The detached dust and gas shells around the carbon star U Antliae
Journal article, 2010
Context. Geometrically thin, detached shells of gas have been found around a handful of carbon stars. The current knowledge on these shells is mostly based on CO radio line data. However, imaging in scattered stellar light adds important new information as well as allows studies of the dust shells. Aims. Previous observations of scattered stellar light in the circumstellar medium around the carbon star U Ant were taken through filters centred on the resonance lines of K and Na. These observations could not separate the scattering by dust and atoms. The aim of this paper is to remedy this situation. Methods. We have obtained polarization data on stellar light scattered in the circumstellar medium around U Ant through filters which contain no strong lines, making it possible to differentiate between the two scattering agents. Kinematic, as well as spatial, information on the gas shells were obtained through high-resolution echelle spectrograph observations of the KI and NaD lines. Results. We confirm the existence of two detached shells around U Ant. The inner shell (at a radius of approximate to 43 '' and a width of approximate to 2 '') consists mainly of gas, while the outer shell (at a radius of approximate to 50 '' and a width of approximate to 7 '') appears to consist exclusively of dust. Both shells appear to have an over-all spherical geometry. The gas shell mass is estimated to be 2 x 10(-3) M-circle dot, while the mass of the dust shell is estimated to be 5 x 10(-5) M-circle dot. The derived expansion velocity, from the KI and NaD lines, of the gas shell, 19.5 km s(-1), agrees with that obtained from CO radio line data. The inferred shell age is 2700 years. There is structure, e.g. in the form of arcs, inside the gas shell, but it is not clear whether these are due to additional shells. Conclusions.
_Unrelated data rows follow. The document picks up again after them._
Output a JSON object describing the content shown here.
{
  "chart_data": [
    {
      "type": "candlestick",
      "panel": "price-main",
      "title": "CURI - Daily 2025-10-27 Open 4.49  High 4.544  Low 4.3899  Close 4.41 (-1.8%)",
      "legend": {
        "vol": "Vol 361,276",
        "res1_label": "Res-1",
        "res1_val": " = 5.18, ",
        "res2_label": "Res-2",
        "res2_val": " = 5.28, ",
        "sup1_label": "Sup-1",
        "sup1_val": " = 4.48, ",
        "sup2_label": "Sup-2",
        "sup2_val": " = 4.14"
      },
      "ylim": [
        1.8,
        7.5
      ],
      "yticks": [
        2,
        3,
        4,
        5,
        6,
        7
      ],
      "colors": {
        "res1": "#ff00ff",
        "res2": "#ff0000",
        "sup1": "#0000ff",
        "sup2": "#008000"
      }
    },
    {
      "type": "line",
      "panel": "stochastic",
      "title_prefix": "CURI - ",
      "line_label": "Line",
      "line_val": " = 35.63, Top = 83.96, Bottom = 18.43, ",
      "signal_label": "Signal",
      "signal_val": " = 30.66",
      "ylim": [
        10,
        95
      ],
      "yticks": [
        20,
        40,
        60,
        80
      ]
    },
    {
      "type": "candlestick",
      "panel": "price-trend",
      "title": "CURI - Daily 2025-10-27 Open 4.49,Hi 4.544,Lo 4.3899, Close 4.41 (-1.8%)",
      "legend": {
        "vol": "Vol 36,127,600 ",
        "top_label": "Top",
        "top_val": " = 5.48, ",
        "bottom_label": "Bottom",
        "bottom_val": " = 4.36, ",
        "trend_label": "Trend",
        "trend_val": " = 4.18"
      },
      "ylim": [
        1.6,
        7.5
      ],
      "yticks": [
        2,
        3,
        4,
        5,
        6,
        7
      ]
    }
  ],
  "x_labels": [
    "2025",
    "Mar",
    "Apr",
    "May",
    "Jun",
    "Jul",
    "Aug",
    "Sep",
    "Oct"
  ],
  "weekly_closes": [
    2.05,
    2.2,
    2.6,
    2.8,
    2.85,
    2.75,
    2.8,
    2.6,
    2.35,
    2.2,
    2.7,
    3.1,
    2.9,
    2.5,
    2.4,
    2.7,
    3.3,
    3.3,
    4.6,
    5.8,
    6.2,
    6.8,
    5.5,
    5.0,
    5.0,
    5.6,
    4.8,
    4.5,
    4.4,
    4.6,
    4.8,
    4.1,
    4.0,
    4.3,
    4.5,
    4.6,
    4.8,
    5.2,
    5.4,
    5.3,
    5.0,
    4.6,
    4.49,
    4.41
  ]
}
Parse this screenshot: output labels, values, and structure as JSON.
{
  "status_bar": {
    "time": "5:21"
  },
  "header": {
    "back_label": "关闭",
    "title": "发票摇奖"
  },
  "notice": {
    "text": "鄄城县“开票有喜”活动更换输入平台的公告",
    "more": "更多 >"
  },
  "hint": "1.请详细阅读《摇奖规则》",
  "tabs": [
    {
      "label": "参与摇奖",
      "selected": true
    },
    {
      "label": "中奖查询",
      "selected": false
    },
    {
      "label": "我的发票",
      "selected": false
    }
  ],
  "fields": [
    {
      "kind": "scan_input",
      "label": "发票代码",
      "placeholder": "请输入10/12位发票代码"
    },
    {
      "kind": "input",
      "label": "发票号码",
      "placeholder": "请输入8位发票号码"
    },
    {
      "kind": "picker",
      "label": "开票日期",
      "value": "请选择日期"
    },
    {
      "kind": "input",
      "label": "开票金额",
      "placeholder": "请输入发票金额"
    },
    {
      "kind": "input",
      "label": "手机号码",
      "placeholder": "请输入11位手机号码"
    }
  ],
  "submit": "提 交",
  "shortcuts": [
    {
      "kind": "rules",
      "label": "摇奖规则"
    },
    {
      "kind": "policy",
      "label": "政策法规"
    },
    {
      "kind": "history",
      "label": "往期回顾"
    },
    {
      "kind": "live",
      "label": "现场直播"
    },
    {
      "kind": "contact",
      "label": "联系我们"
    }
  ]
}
Our results support the hypothesis that the observed geometrically thin, detached shells around carbon stars are the results of brief periods of intense mass loss, probably associated with thermal pulses, and subsequent wind-wind interactions. The separation into a gas and a dust shell, with different widths, is most likely the effect of different dynamical evolutions of the two media after their ejection.